MODEL_NAME = "gemini-2.5-flash-preview-05-20"
TEMPERATURE = 0.5

IMAGE_PATH = "sample.jpg"

# Object detection prompt
# PROMPT = "Detect the helmets." + \
# "Output a JSON list of bounding boxes where each entry contains the 2D bounding box in the key \"box_2d\", " + \
# "and the text label in the key \"label\". Use descriptive labels."

# Instance segmentation prompt
PROMPT = "Give the segmentation masks for the motorcycles." + \
"Output a JSON list of segmentation masks where each entry contains the 2D bounding box in the key \"box_2d\", " + \
"the segmentation mask in key \"mask\", and the text label in the key \"label\". Use descriptive labels."

# Image and response
image = Image.open(IMAGE_PATH)
width, height = image.size
target_height = int(1024 * height / width)
resized_image = image.resize((1024, target_height), Image.Resampling.LANCZOS)

response = client.models.generate_content(
    model=MODEL_NAME,
    contents=[PROMPT, resized_image],
    config = types.GenerateContentConfig(
        temperature=TEMPERATURE,
        safety_settings=safety_settings,
        thinking_config=types.ThinkingConfig(
          thinking_budget=0
        )
    )
)

# Overlay image
resolution_wh = image.size

detections = sv.Detections.from_vlm(
    vlm=sv.VLM.GOOGLE_GEMINI_2_5,
    result=response.text,
    resolution_wh=resolution_wh
)

thickness = sv.calculate_optimal_line_thickness(resolution_wh=resolution_wh)
text_scale = sv.calculate_optimal_text_scale(resolution_wh=resolution_wh) / 3

box_annotator = sv.BoxAnnotator(thickness=thickness)
label_annotator = sv.LabelAnnotator(
    smart_position=True,
    text_color=sv.Color.BLACK,
    text_scale=text_scale,
    text_position=sv.Position.CENTER
)

# Object detection annotations
# annotated = image
# for annotator in (box_annotator, label_annotator):
#     annotated = annotator.annotate(scene=annotated, detections=detections)

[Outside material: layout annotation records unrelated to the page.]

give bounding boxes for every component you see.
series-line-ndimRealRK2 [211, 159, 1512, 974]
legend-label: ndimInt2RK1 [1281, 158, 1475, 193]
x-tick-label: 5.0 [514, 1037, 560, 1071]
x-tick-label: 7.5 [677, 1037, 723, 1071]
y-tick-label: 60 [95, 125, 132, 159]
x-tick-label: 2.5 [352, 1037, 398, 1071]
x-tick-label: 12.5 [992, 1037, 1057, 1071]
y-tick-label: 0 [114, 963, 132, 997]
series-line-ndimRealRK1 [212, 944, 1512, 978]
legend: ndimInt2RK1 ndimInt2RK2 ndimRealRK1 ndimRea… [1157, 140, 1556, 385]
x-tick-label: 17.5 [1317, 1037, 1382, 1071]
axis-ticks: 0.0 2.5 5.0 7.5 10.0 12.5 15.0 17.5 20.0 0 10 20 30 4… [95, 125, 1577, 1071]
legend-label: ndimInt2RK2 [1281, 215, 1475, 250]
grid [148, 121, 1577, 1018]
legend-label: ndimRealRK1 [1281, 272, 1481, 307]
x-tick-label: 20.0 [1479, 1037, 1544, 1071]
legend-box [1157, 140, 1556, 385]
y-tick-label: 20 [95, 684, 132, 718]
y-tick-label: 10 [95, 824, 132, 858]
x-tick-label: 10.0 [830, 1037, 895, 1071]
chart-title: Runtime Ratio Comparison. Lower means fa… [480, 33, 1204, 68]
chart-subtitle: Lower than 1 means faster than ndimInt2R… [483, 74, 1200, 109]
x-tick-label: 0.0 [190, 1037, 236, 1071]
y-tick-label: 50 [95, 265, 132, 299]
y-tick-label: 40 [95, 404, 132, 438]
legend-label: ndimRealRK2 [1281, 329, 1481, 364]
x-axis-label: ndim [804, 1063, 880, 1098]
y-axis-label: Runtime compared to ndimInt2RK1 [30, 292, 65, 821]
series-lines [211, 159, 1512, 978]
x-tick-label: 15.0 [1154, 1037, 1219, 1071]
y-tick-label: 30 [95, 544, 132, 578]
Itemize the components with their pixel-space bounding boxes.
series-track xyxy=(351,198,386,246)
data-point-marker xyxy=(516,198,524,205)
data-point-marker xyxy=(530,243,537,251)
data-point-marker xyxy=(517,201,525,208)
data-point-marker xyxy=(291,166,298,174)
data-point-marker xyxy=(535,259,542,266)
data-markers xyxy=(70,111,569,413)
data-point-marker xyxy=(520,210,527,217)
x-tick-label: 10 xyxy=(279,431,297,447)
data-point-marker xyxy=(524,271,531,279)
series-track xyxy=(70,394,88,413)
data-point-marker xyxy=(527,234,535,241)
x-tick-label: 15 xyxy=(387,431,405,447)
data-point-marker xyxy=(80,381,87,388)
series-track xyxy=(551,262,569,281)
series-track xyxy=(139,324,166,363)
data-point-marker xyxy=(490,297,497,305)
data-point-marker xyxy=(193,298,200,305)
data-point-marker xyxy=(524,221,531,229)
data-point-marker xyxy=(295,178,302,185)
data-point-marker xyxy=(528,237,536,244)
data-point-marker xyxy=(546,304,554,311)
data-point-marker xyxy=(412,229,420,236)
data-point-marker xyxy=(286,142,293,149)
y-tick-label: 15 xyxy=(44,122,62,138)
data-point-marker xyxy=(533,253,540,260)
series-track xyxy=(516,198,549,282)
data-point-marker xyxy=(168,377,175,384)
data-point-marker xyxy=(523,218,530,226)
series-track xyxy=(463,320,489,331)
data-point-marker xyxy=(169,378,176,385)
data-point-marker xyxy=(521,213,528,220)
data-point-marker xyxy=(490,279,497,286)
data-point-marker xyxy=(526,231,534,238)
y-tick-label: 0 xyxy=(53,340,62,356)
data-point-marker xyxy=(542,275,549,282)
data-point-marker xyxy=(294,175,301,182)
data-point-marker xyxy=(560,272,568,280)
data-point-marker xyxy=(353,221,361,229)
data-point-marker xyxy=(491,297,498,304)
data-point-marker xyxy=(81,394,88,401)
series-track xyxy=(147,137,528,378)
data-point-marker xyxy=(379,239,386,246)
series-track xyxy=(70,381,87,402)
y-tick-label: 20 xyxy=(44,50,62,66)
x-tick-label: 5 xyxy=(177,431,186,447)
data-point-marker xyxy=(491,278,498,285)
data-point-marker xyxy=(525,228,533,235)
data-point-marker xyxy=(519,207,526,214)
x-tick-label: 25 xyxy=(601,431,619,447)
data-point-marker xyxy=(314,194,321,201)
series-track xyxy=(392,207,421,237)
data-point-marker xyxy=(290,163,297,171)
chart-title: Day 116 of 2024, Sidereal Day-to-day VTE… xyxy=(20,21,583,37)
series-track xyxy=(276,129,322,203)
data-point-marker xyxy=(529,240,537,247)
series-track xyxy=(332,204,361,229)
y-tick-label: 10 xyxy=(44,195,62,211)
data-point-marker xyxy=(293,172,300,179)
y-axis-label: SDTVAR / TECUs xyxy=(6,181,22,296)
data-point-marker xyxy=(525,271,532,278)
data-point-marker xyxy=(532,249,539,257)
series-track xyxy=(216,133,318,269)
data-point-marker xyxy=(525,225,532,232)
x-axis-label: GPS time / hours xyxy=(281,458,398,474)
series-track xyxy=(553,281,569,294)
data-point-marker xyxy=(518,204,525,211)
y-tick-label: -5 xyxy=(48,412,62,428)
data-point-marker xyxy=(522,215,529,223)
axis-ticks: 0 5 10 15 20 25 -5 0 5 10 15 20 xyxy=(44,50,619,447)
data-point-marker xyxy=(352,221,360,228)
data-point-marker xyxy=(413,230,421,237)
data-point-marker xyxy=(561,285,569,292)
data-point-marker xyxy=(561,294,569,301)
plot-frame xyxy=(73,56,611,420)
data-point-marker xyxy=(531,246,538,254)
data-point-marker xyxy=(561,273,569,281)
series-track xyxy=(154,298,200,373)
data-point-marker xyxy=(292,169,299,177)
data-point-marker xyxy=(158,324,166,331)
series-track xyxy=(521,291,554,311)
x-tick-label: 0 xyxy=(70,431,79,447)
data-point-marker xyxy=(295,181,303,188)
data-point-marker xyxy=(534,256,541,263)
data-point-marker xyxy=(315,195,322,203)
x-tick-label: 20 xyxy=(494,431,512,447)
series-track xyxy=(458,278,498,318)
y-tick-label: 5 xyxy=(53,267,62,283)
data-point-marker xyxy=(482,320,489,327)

# sv.plot_image(annotated)

# Instance segemntation annotations
masks_annotator = sv.MaskAnnotator()

annotated = image
for annotator in (box_annotator, label_annotator, masks_annotator):
    annotated = annotator.annotate(scene=annotated, detections=detections)

sv.plot_image(annotated)

In the snippet we added, and in the notebook, you'll change the visualizing for masks by including the mask annotator from supervision, as well as adding it to the annotation loop.

Running the visualization snippet/the program should result in:

And with this, we've successfully used Gemini 2.5 for zero-shot detection and segmentation.

Conclusion

Congratulations! You have successfully used Gemini 2.5 and Supervision to perform zero-shot object detection and instance segmentation—all without writing a single training loop or collecting labeled data. By simply changing the prompt and re-running the script, you can detect and segment entirely new objects, making this approach incredibly flexible and efficient.